Arrêter de me battre

Je me suis battue pour l’empêcher de me violer. Battue quand il était sur moi, battue avec mes mots, avec mes muscles. Je me suis battue pour empêcher l’inévitable. Battue contre plus fort que moi. Lutté contre l’irraisonnable. Puiser dans toutes mes ressources. Battue contre ma peur pour qu’elle ne me paralyse pas. Evalué et essayé toutes les stratégies.

Je me suis battue après. Lutté contre le système. Combattu mes propres peurs, mes doutes, mes angoisses, pour gagner la bataille juridique. J’ai témoigné, parlé, déconstruis, reparlé, précisé, décortiqué. J’ai du mettre de côté mes émotions, prendre du recul sur mes propres sentiments, analyser mes comportements. J’ai été tour à tour témoin, avocate et experte. Rempli des kilomètres de dossiers. Réfléchi stratégie, testé, tenu bon et subi les attaques d’une défense impitoyable et d’un système juridique qui ne vous considère pas plus qu’une trace ADN sur la manche d’une veste.

Je me suis battue aussi pour éliminer l’horreur qu’il avait fait entrer en moi. Cherché les bonnes aides, changé d’aide, de multiples fois, consciente que dans toute cette histoire, la charge de m’en sortir, de lutter n’était répartie que sur mes deux épaules. Déconstruis très lentement chaque pensée qui pouvait être déconstruite. Lutté contre les démons qu’il avait su faire mien, contre les mécanismes internes qu’il avait, en une nuit seulement, réussi à dresser contre moi. En une nuit, il avait réussi à dresser sa propre armée qu’une propagande agressive et violente avait converti à sa cause. Des mécanismes, des idées, luttant à ma perte, insinués entre les plis de mon cerveau.

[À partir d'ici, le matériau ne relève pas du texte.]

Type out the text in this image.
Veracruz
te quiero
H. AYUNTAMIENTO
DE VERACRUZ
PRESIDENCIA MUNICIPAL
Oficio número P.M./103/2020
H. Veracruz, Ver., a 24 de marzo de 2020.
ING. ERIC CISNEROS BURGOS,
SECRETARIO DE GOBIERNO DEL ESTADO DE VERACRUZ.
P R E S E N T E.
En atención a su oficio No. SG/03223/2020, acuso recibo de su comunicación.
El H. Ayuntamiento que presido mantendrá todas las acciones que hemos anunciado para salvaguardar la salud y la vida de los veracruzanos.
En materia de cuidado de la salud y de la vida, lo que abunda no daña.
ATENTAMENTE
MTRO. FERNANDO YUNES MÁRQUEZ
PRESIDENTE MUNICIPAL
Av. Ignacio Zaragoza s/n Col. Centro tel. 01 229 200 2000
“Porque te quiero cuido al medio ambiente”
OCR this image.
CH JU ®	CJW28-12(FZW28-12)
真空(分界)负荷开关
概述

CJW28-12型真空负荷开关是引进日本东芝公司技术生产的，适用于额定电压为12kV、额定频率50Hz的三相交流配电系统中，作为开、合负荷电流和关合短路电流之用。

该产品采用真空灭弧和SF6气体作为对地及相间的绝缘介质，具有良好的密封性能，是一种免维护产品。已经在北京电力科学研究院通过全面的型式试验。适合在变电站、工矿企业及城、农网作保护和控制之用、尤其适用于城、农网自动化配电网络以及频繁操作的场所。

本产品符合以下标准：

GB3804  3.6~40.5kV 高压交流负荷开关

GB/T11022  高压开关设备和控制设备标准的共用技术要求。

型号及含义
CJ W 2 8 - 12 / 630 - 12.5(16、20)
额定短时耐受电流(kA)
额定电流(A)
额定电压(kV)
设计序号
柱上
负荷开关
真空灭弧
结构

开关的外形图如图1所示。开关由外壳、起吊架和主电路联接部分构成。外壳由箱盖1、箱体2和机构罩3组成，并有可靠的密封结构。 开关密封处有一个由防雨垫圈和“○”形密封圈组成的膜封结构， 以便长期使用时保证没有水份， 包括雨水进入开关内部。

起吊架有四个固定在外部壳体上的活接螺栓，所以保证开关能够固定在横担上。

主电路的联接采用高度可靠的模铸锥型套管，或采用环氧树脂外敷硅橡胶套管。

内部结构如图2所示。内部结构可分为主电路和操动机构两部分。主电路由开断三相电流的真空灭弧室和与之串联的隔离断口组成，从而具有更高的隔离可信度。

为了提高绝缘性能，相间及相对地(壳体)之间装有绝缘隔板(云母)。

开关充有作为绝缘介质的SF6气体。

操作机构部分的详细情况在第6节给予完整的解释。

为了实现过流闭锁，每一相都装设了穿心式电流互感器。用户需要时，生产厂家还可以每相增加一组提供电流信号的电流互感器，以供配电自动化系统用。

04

J’ai du les débusquer, les faire partir quand c’était possible, les reconvertir à ma cause quand ce ne l’était pas et enfin contenir ce qui de bougera plus jamais.

Je me suis battue encore contre les préjugés de tout un chacun. Les réactions de rejets, l’incompréhension. Expliqué, témoigné, encore et encore pour convaincre, pour faire comprendre. Faire reconnaître mon statut de victime.

Battue contre moi-même, luttant contre mes propres préjugés. Redéfinir et accepter mon statut de victime. Car si une victime subit une agression, elle n’est pas passive. Une victime est courageuse, forte. Une victime, s’il elle n’a pas choisi de rentrer en guerre devra lutter de toutes ses forces, ne serait-ce que pour continuer à vivre. Pendant l’agression d’abord, une victime usera de toutes les informations qu’elle a, de toutes ses ressources dans un seul et unique but : sauver sa vie. Car quelqu’un qui vous agresse ne vous considère plus comme un humain. Vous n’êtes plus qu’un objet. Objet de sa colère, objet de son impuissance, objet de son envie de domination. Ne pas se défendre, plonger dans un état dissociatif est un moyen de lutte. Une victime se protège dans cette lutte inégale où seule l’agresseur sait jusqu’où il ira. Je me suis battue cette nuit là car les informations que j’avais me permettaient de le faire. Toute victime analyse le risque. J’ai analysé que je pouvais lui rendre ses coups, me débattre. Dans un autre cas, je n’en aurais rien fait. Il n’existe pas de victime passive. Chaque victime lutte avec ses armes et devra lutter bien après l’agression pour survivre d’abord puis vivre. Lutter contre tous et toutes et contre elle-mêmes. Les victimes se battent dans une guerre que personne en voit.

Je me suis battue cette nuit là. Je me suis battue après. Je veux arrêter cette guerre. La vie m’appelle à d’autres combats et il est temps que celui-là se termine.